Another round of tariffs on Chinese goods could leave skilled nursing providers scrambling to afford or replace gloves and other heavily used healthcare supplies.

Among the latest proposed items for increased import fees are medical gloves, surgical drapes and even cotton pillow shells. The American Health Care Association has asked specifically for the Trump administration to remove wet wipes; drapes; vinyl exam and surgeon gloves; nitrile exam and surgeon gloves; and underpads/incontinence drapes from the latest proposed list.

“Although these products are relatively inexpensive compared to other costs in the health care system, they are used in very large volumes,” AHCA President and CEO Mark Parkinson wrote to U.S. Trade Representative Robert E. Lighthizer. “Thus, even a small tariff when multiplied by the literally tens of millions of each of these individual products consumed in any single month results in a very large cost increase.”

In seeking the exemptions in a letter dated June 12, Parkinson noted that gloves and underpads account for approximately 50% of total spending on medical devices at the average skilled nursing facility.

In May, Trump raised tariffs on Chinese imports under List 3 of Section 301 of the Trade Expansion Act of 1962 from 10% to 25%. But the administration removed some critical healthcare products, noting that they are regulated by the Food and Drug Administration.

The new tariffs would apply to List 4, which includes more than 3,800 categories covering most textiles, footwear, apparel like compression socks and even small electric filaments needed for surgical instruments.
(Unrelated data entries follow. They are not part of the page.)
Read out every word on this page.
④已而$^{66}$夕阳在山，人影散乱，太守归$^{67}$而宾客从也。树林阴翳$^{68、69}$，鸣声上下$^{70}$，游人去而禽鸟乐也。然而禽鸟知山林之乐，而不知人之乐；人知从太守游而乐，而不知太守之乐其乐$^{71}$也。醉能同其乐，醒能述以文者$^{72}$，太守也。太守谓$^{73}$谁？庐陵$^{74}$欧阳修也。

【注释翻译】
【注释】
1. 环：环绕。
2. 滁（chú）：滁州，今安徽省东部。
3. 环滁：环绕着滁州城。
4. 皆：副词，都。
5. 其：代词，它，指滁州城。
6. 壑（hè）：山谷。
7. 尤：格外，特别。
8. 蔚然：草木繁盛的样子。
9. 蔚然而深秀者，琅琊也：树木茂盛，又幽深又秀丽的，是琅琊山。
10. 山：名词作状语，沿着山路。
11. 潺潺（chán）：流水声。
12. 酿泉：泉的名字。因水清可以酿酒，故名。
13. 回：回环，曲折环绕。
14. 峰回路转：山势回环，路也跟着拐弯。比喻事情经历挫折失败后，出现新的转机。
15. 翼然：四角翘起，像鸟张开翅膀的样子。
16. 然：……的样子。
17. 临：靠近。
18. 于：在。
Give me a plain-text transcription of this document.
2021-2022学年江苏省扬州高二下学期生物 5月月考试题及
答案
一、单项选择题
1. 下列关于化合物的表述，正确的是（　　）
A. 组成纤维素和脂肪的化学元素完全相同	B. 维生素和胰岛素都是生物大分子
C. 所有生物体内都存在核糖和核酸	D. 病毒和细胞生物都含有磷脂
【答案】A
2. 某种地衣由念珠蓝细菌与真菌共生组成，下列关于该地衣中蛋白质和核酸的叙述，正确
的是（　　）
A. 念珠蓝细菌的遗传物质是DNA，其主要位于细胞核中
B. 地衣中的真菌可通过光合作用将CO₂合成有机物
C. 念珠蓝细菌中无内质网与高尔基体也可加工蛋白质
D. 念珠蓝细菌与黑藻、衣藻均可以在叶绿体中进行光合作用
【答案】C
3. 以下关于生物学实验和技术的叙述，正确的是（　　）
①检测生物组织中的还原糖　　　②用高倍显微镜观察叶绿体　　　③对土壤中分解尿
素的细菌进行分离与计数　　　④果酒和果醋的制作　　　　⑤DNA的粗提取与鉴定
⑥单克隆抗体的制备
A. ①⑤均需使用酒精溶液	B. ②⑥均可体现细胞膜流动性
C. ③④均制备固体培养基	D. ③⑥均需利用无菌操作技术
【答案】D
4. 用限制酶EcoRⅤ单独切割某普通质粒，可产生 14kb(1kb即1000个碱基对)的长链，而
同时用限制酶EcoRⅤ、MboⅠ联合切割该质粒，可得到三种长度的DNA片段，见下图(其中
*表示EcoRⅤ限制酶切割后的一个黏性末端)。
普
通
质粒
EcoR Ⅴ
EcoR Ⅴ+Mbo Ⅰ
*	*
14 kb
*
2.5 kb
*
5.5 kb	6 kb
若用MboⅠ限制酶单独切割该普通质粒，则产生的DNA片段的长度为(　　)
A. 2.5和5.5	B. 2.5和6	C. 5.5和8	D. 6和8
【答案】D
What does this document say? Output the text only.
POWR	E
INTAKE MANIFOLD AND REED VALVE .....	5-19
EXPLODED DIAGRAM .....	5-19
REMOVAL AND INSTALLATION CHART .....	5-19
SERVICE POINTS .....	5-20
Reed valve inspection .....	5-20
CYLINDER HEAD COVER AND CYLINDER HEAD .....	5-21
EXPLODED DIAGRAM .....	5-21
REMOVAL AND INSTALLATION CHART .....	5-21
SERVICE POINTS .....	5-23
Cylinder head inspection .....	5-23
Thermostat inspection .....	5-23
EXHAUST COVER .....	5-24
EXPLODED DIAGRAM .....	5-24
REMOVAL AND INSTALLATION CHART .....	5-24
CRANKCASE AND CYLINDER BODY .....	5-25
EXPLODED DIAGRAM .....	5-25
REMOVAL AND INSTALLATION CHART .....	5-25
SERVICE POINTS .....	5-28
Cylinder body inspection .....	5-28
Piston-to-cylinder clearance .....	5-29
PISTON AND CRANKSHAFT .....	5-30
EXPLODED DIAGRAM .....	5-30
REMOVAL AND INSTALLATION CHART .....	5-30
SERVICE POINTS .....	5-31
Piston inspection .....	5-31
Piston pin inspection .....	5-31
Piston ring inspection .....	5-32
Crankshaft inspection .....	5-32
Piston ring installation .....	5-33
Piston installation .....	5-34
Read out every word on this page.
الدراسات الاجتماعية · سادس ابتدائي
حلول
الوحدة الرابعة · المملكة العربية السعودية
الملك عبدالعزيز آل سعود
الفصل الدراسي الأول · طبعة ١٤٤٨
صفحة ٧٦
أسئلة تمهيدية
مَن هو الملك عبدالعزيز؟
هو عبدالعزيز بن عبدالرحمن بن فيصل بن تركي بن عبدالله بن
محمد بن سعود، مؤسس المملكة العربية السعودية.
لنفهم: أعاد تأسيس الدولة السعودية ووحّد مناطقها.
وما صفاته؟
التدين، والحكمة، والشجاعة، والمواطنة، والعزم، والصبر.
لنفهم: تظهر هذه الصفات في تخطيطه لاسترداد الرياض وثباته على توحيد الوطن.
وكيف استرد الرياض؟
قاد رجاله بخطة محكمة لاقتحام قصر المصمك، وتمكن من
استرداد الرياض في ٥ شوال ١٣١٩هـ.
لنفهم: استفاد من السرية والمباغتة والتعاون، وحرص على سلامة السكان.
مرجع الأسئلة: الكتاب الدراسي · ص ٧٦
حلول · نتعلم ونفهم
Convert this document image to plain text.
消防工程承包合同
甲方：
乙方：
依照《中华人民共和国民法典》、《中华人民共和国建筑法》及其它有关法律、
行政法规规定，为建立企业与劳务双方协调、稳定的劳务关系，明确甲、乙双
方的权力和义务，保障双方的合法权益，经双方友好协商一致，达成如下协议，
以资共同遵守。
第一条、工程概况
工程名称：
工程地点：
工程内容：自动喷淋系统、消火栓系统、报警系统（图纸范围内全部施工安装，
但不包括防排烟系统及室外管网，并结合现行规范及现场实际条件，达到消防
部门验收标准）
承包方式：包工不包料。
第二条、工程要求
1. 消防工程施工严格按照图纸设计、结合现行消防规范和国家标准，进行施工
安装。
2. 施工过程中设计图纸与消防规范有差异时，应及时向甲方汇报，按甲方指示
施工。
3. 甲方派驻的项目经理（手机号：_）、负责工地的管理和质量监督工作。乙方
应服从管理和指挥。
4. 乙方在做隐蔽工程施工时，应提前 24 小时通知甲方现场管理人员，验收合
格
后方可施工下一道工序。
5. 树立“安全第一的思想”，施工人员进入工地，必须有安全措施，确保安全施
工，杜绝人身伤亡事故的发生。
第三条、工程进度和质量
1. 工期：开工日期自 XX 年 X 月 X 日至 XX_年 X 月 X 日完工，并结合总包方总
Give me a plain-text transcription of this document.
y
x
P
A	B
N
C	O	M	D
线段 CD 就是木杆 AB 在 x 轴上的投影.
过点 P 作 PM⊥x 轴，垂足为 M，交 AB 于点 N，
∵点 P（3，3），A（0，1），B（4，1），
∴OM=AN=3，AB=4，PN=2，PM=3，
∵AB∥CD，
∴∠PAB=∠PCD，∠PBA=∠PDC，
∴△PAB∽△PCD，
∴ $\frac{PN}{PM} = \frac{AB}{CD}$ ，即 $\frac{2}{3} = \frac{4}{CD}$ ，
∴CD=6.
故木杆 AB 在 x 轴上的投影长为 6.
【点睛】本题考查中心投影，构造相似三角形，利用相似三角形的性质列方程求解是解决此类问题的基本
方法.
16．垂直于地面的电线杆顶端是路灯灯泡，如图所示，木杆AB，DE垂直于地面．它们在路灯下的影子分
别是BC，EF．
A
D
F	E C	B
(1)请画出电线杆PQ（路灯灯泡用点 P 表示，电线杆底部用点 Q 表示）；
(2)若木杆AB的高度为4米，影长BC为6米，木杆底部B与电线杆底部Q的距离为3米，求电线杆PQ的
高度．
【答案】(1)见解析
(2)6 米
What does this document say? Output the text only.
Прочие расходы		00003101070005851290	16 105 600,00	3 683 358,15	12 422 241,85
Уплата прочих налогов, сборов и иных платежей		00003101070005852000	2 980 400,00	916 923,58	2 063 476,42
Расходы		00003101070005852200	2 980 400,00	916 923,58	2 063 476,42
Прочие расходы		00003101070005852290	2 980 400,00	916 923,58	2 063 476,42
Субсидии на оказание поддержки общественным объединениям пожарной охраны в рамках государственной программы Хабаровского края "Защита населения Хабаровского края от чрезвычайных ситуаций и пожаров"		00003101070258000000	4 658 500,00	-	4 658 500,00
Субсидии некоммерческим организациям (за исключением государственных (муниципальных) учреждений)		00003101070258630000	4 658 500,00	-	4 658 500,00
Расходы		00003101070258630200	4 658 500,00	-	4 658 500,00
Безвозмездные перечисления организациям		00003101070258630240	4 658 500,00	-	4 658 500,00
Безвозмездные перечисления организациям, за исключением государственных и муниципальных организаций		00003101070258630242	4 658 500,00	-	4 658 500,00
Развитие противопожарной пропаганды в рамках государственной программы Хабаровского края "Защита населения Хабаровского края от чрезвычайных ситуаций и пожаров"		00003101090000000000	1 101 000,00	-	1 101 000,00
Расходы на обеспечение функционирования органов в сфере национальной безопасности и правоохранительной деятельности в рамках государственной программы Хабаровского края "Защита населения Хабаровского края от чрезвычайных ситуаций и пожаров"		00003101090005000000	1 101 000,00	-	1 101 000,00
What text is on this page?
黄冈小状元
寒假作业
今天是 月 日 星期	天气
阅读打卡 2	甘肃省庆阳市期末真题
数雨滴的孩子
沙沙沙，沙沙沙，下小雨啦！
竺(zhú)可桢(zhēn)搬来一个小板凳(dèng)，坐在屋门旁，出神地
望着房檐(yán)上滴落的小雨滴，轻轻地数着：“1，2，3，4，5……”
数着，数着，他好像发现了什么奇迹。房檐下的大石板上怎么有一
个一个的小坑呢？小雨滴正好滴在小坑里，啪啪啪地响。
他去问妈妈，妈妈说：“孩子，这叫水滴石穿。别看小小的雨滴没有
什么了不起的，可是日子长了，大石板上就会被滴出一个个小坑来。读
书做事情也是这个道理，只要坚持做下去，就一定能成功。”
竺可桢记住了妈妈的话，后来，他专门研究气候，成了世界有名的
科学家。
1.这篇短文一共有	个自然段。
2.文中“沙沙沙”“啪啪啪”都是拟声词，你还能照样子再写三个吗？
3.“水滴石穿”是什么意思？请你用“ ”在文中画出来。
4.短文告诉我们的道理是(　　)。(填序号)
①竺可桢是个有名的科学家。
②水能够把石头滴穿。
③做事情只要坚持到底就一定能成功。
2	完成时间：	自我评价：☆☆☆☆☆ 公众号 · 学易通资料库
It excludes “critical minerals,” pharmaceuticals and select medical goods, according to international trade law firm Sandler, Travis & Rosenberg.

Companies were given until Monday (June 17) to request groups of products be excluded from tariffs.

In AHCA’s submission, Parkinson argued that the imposition of even a low tariff on wipes, drapes and gloves “will result in a substantial increase in patient costs and translate to higher healthcare costs for the broader US economy.”

“These products serve a vital role in providing safe, efficient care to our residents and are subject to strict FDA requirements and regulations — including a two-year review period,” he added in a statement Tuesday. “As a result, most long-term care facilities do not have the ability to readily switch from their current FDA approved products to alternative, non-Chinese suppliers.”

The latest tariffs could go into effect any time after June 24.